Il reste en définitive un quartier situé aux portes de Paris dont l’exemplarité demeure à méditer aujourd’hui. Son histoire nécessite un approfondissement bien supérieur à ses lignes pour en retracer la genèse et procéder à l’analyse architecturale qu’il mérite. Il conviendrait surtout d’en tirer un éclairage de nos pratiques actuelles. Dans le contexte plus ample du Grand Paris, il n’est pas sûr que les opérations soient beaucoup plus précautionneuses du déjà-là, que l’engagement des acteurs en faveur d’un urbanisme militant soit aussi désintéressé et surtout beaucoup plus “durable”. Dans ce registre, l’absence récurrente d’une pensée critique véritable de l’aménagement contemporain, docile à la programmation monofonctionnelle, inconsciente du découplage entretenu par le formalisme des projets et les problématiques de gestion dans le temps et, surtout, l’absence de toute prospective d’évolution des espaces, ne sont pas sans rappeler la brève longévité d’une production avec laquelle les acteurs de la ZAC Basilique tentaient de rompre. Réfléchir à la taille et à la géométrie du découpage foncier, à sa cohérence en termes de domanialité, de rapport entre sous-sol et élévation, à son articulation avec son environnement immédiat, doit favoriser le renouvellement de la ville sur elle-même et non son éradication programmée comme produit “jetable”. Pessimisme bien français ou principe de précaution, dans un contexte économique particulièrement tendu, où l’action publique est de plus en plus limitée en regard d’une initiative privée resserrée sur la rentabilité rapide des opérations, il est plus que jamais nécessaire d’envisager des formes urbaines aux capacités de mutabilité, de substitution partielle et mesurée, garantes de la pérennité de la ville et de son inscription dans le temps.

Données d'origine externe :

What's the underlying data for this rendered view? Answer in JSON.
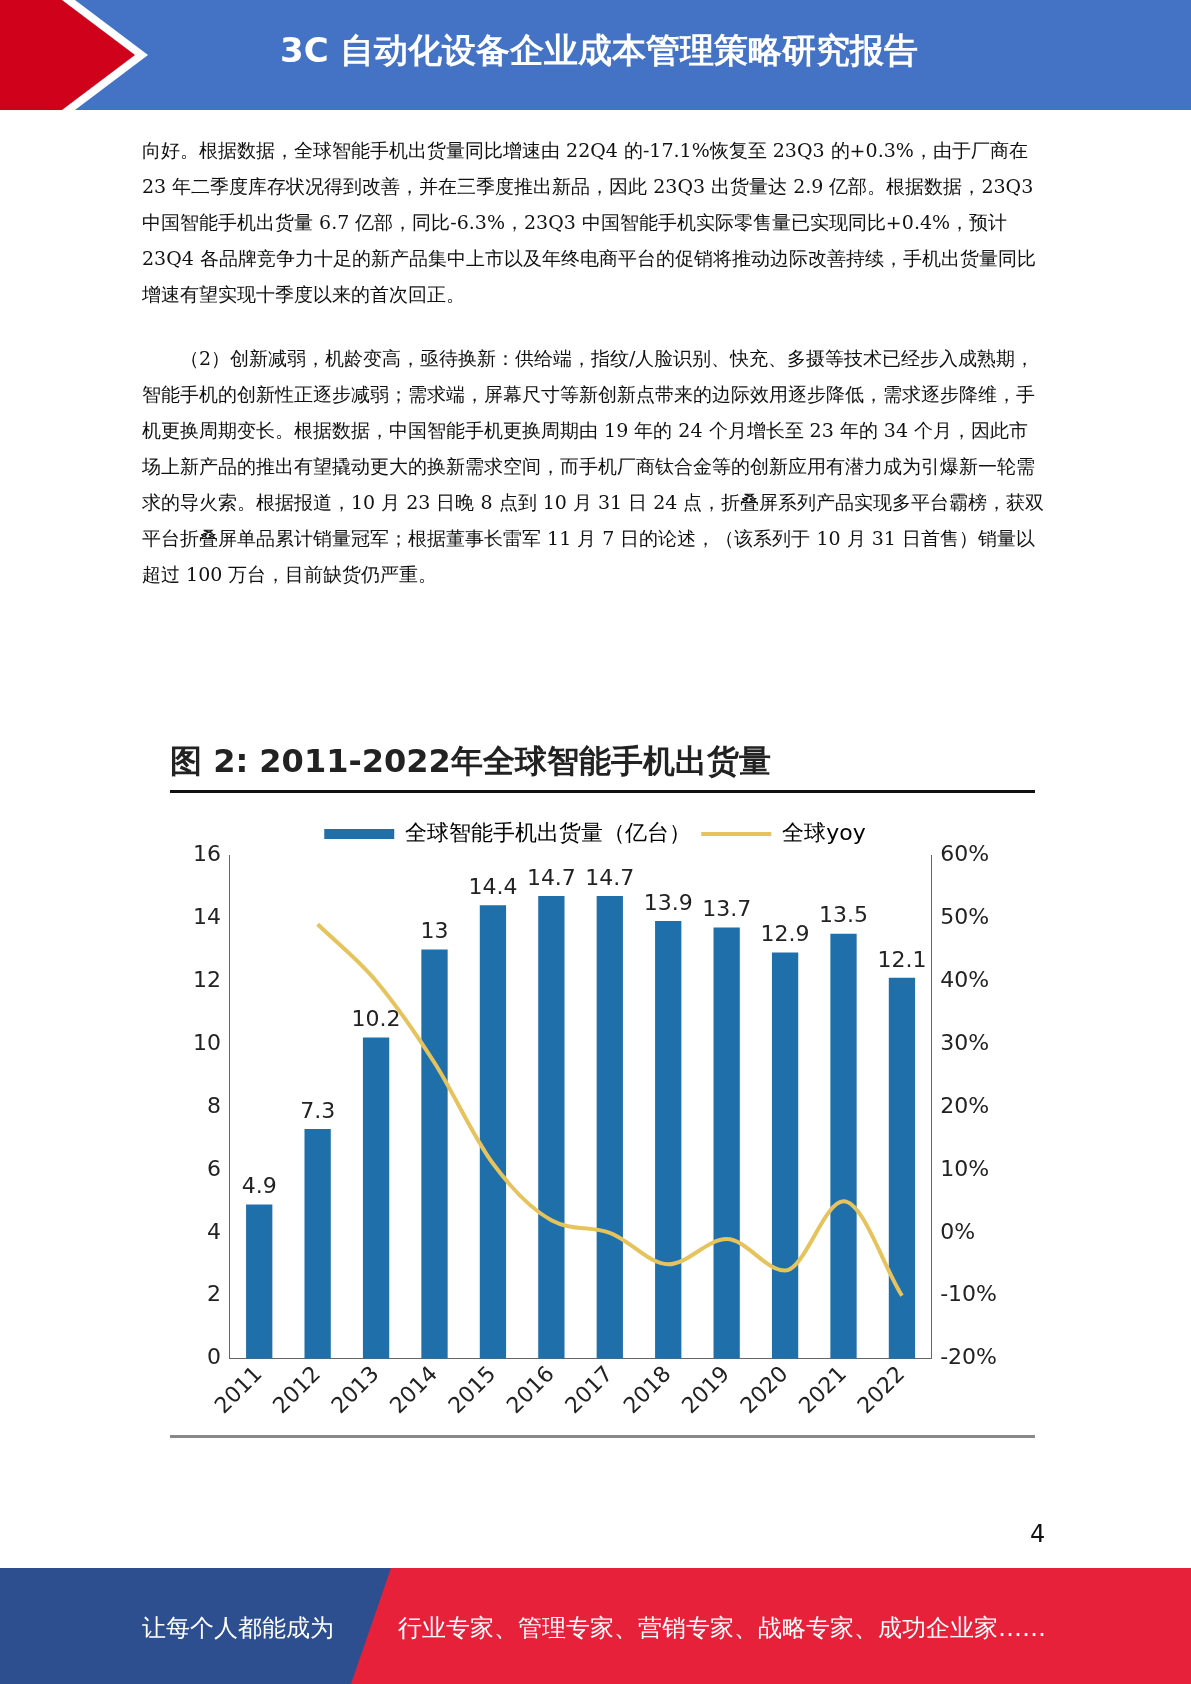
{
  "chart_data": {
    "type": "bar",
    "title": "图 2: 2011-2022年全球智能手机出货量",
    "annotations": [
      "3C 自动化设备企业成本管理策略研究报告",
      "向好。根据数据，全球智能手机出货量同比增速由 22Q4 的-17.1%恢复至 23Q3 的+0.3%，由于厂商在 23 年二季度库存状况得到改善，并在三季度推出新品，因此 23Q3 出货量达 2.9 亿部。根据数据，23Q3 中国智能手机出货量 6.7 亿部，同比-6.3%，23Q3 中国智能手机实际零售量已实现同比+0.4%，预计 23Q4 各品牌竞争力十足的新产品集中上市以及年终电商平台的促销将推动边际改善持续，手机出货量同比增速有望实现十季度以来的首次回正。",
      "（2）创新减弱，机龄变高，亟待换新：供给端，指纹/人脸识别、快充、多摄等技术已经步入成熟期，智能手机的创新性正逐步减弱；需求端，屏幕尺寸等新创新点带来的边际效用逐步降低，需求逐步降维，手机更换周期变长。根据数据，中国智能手机更换周期由 19 年的 24 个月增长至 23 年的 34 个月，因此市场上新产品的推出有望撬动更大的换新需求空间，而手机厂商钛合金等的创新应用有潜力成为引爆新一轮需求的导火索。根据报道，10 月 23 日晚 8 点到 10 月 31 日 24 点，折叠屏系列产品实现多平台霸榜，获双平台折叠屏单品累计销量冠军；根据董事长雷军 11 月 7 日的论述，（该系列于 10 月 31 日首售）销量以超过 100 万台，目前缺货仍严重。",
      "4",
      "让每个人都能成为",
      "行业专家、管理专家、营销专家、战略专家、成功企业家……"
    ],
    "categories": [
      "2011",
      "2012",
      "2013",
      "2014",
      "2015",
      "2016",
      "2017",
      "2018",
      "2019",
      "2020",
      "2021",
      "2022"
    ],
    "series": [
      {
        "name": "全球智能手机出货量（亿台）",
        "color": "#1f6fab",
        "values": [
          4.9,
          7.3,
          10.2,
          13,
          14.4,
          14.7,
          14.7,
          13.9,
          13.7,
          12.9,
          13.5,
          12.1
        ],
        "value_labels": [
          "4.9",
          "7.3",
          "10.2",
          "13",
          "14.4",
          "14.7",
          "14.7",
          "13.9",
          "13.7",
          "12.9",
          "13.5",
          "12.1"
        ]
      },
      {
        "name": "全球yoy",
        "type": "line",
        "axis": "y2",
        "color": "#e6c35c",
        "values": [
          null,
          49,
          40,
          27,
          11,
          2,
          0,
          -5,
          -1,
          -6,
          5,
          -10
        ]
      }
    ],
    "ylim": [
      0,
      16
    ],
    "yticks": [
      0,
      2,
      4,
      6,
      8,
      10,
      12,
      14,
      16
    ],
    "y2lim": [
      -20,
      60
    ],
    "y2ticks": [
      {
        "value": -20,
        "label": "-20%"
      },
      {
        "value": -10,
        "label": "-10%"
      },
      {
        "value": 0,
        "label": "0%"
      },
      {
        "value": 10,
        "label": "10%"
      },
      {
        "value": 20,
        "label": "20%"
      },
      {
        "value": 30,
        "label": "30%"
      },
      {
        "value": 40,
        "label": "40%"
      },
      {
        "value": 50,
        "label": "50%"
      },
      {
        "value": 60,
        "label": "60%"
      }
    ],
    "grid": false,
    "legend": "top",
    "marker": "none",
    "line_style": "solid"
  }
}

Plus que jamais, la conception des espaces non bâtis -drastiquement et systématiquement résumés aujourd’hui aux revêtements de sols, qu’ils soient herbeux ou non- nécessite un projet spatial en tant que tel, conditionnant les investissements et les programmes des constructions qui s’y adossent. Ce projet, politique par excellence, est laissé vacant par les instances publiques alors que l’initiative désormais privée de l’aménagement demeure inapte, par nature, à offrir généreusement des lieux dédiés à tous. Dans le “quartier Basilique”, la tentative d’édifier une ville pensée selon la relation intime entretenue entre l’enveloppe architecturale, la symbolique de son usage et l’espace public, telle qu’elle se révèle à la Renaissance, est encore à l’œuvre.